South Korea’s national police agency has deployed some 8,500 officers (link in Korean) nationwide, in a race against time to identify people who visited nightlife venues in Seoul after the emergence of a cluster of Covid-19 cases linked to a man who went clubbing there. In a sign of how urgent the situation is, Seoul mayor Park Won-soon issued a stark warning yesterday: “If Seoul falls, the country falls.”
The number of cases traced to bars and clubs in the capital’s Itaewon district, in the vicinity of a large US military base, has swelled to 101 today, according to the Seoul metropolitan government—nearly double the count of 54 yesterday. The Itaewon cluster is now the largest in the country, surpassing the 97 cases connected with a call center in Seoul in March.
The latest cluster first emerged after it transpired that a 29-year-old man, who tested positive for the coronavirus on May 6, had gone partying at three different clubs in Itaewon the evening of May 1 and into the early hours of the next day. By Saturday (May 9), Seoul had ordered more than 2,000 clubs and bars to close in a bid to curb the outbreak.

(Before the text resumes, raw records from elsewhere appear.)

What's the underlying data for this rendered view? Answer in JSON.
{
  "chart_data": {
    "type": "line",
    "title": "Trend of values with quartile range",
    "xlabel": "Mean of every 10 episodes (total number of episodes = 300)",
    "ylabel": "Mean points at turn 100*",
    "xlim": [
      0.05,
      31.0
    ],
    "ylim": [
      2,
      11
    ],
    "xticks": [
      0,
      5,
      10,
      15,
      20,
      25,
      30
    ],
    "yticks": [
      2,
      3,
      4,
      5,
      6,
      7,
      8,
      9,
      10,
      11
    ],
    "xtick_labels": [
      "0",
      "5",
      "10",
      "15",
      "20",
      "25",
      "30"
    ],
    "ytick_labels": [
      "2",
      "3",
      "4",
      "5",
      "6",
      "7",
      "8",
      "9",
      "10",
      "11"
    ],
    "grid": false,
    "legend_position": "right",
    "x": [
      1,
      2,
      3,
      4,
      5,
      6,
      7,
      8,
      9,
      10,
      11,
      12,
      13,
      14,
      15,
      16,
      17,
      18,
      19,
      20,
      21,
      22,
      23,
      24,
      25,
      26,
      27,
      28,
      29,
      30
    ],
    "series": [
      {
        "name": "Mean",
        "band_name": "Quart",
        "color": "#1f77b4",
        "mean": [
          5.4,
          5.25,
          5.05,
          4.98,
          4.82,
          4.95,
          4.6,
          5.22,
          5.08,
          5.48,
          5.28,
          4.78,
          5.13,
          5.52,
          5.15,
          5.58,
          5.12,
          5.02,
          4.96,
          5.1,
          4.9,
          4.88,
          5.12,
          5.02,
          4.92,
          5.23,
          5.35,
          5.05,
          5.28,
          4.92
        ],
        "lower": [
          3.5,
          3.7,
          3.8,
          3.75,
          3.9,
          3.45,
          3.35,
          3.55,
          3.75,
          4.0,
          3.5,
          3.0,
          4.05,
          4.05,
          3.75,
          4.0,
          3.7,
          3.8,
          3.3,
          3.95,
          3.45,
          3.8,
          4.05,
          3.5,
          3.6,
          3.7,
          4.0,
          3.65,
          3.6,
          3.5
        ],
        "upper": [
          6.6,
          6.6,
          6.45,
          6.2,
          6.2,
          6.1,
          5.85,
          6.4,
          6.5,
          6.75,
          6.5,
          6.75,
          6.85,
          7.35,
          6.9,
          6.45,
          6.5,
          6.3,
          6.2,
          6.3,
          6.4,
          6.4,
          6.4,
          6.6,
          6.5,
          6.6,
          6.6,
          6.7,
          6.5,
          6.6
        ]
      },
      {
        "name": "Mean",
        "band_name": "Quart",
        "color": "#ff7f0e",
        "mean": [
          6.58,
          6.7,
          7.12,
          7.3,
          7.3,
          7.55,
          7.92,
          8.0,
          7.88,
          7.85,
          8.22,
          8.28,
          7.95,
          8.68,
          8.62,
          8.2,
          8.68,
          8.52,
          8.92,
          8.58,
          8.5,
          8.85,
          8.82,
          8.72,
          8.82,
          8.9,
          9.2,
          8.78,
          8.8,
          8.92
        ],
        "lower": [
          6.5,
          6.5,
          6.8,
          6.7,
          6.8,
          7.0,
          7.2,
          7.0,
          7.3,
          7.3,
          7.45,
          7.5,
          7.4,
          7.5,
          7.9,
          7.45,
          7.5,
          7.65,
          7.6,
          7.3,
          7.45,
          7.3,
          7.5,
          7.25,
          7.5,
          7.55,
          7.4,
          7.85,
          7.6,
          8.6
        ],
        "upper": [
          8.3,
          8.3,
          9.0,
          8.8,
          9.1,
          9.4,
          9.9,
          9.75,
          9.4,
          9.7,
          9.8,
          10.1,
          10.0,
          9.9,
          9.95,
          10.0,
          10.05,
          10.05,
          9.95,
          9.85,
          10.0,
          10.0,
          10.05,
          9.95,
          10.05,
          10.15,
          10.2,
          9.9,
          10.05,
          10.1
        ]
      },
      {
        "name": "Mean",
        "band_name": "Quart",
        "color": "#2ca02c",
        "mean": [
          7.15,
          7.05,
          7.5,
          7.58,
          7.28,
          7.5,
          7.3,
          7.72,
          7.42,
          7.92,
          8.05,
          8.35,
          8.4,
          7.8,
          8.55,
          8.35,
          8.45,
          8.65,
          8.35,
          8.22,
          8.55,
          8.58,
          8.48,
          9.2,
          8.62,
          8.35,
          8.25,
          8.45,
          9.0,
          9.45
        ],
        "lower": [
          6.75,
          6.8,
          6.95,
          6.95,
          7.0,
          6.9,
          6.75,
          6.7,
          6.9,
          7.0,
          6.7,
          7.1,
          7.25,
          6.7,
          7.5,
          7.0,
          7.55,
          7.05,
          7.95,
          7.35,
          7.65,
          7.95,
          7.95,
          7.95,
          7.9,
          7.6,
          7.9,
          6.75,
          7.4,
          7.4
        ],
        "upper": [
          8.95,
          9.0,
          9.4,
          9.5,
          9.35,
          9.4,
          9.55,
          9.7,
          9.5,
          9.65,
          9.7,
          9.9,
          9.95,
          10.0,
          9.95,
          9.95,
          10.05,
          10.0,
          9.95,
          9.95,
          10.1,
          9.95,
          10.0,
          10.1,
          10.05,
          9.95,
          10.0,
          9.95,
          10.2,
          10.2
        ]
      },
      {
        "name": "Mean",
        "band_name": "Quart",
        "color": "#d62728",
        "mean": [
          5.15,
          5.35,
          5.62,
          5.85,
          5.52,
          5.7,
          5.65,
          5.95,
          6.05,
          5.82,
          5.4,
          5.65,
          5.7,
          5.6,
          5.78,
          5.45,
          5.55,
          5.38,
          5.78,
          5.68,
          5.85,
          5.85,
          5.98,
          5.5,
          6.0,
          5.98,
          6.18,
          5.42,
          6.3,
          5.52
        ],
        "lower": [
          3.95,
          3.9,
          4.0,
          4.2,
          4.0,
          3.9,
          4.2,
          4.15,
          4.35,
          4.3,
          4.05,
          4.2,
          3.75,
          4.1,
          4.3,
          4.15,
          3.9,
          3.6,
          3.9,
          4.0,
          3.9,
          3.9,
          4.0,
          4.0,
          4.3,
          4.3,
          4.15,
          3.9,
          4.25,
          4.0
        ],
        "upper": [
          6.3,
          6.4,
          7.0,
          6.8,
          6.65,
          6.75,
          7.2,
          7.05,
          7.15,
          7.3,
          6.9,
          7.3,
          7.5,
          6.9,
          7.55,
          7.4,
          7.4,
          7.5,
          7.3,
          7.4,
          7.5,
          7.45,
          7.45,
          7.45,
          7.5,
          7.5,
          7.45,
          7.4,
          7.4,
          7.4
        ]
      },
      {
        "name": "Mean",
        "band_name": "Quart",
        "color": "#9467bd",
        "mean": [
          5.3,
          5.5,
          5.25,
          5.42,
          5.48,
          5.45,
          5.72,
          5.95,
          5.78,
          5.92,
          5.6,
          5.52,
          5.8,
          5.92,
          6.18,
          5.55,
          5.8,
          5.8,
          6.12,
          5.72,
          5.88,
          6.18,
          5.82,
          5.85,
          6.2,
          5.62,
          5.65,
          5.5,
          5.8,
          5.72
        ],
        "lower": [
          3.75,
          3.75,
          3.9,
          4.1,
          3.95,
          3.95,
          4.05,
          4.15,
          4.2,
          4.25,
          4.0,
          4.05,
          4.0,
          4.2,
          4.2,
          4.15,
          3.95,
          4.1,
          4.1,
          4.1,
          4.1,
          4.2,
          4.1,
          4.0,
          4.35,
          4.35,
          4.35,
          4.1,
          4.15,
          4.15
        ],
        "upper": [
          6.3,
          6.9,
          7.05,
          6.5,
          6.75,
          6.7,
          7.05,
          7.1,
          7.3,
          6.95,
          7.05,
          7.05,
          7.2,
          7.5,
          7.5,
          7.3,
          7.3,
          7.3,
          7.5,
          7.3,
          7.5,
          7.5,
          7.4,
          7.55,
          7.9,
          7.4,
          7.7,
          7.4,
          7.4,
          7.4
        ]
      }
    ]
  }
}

Seoul is now tracking down some 11,000 people who had visited the area, identified through cellphone data, and has sent text messages urging them to get tested. Credit card transaction data also provided a list of 500 people who were in the area during the affected period, according to the mayor. Around 7,000 people linked to the Itaewon cluster have been tested as of yesterday, according to health authorities. Police are trying to track down about 2,000 people who remain unidentified out of a list of more than 5,500 people who visited the affected Itaewon clubs during the period in question. Those who have been identified have already been interviewed by investigators or been sent text messages.
Stringent contact tracing, as well as aggressive testing, have been key to Korea’s successful response to the pandemic. As health authorities laid out in a detailed playbook (pdf) on how the country flattened its curve, citizens have been encouraged to record their location data using Google Map’s timeline function, which they can then share with contact tracers if necessary. A contact tracing platform, launched in March, compiles data from three major telecommunications companies and 22 credit card companies, and can trace a case in as little as 10 minutes.
The Itaewon cluster comes just a few weeks after Korea unveiled new guidelines for a new normal of “everyday quarantine,” designed to allow the country to resume social and economic activities while minimizing the risks of a resurgence of cases. The speed at which the Itaewon cluster has grown demonstrates the delicate and risky challenge of reopening economies before a coronavirus vaccine is developed, and is an augur of the hyper-vigilance with which governments will have to pursue a “suppress and lift” policy in order to keep the transmission rate below the critical threshold of one.
The crowded indoors conditions of bars and clubs likely heighten the risk of community spread. A paper by Korean health officials, published last month, found that SARS-CoV-2 can be “exceptionally contagious in crowded office settings such as a call center.” Seoul’s city government announced today that air conditioned buses will be allowed to keep their windows open as a precautionary measure against the coronavirus.
Korea’s approach of aggressively tracing thousands of people linked to the latest cluster without resorting to strict lockdowns contrasts with how China, another country that has managed to keep the number of infections contained, is dealing with a resurgence of cases. After Shulan, in northeastern Jilin province, reported 11 domestically transmitted cases over the weekend, authorities immediately put the small city on partial lockdown. It follows a similar tactic employed in the northern city of Harbin, which was locked down in late April after several dozen cases were reported. And Wuhan, the city at the center of China’s outbreak, plans to test all 11 million of its residents after a cluster of six cases emerged from a single residential complex between Sunday and yesterday.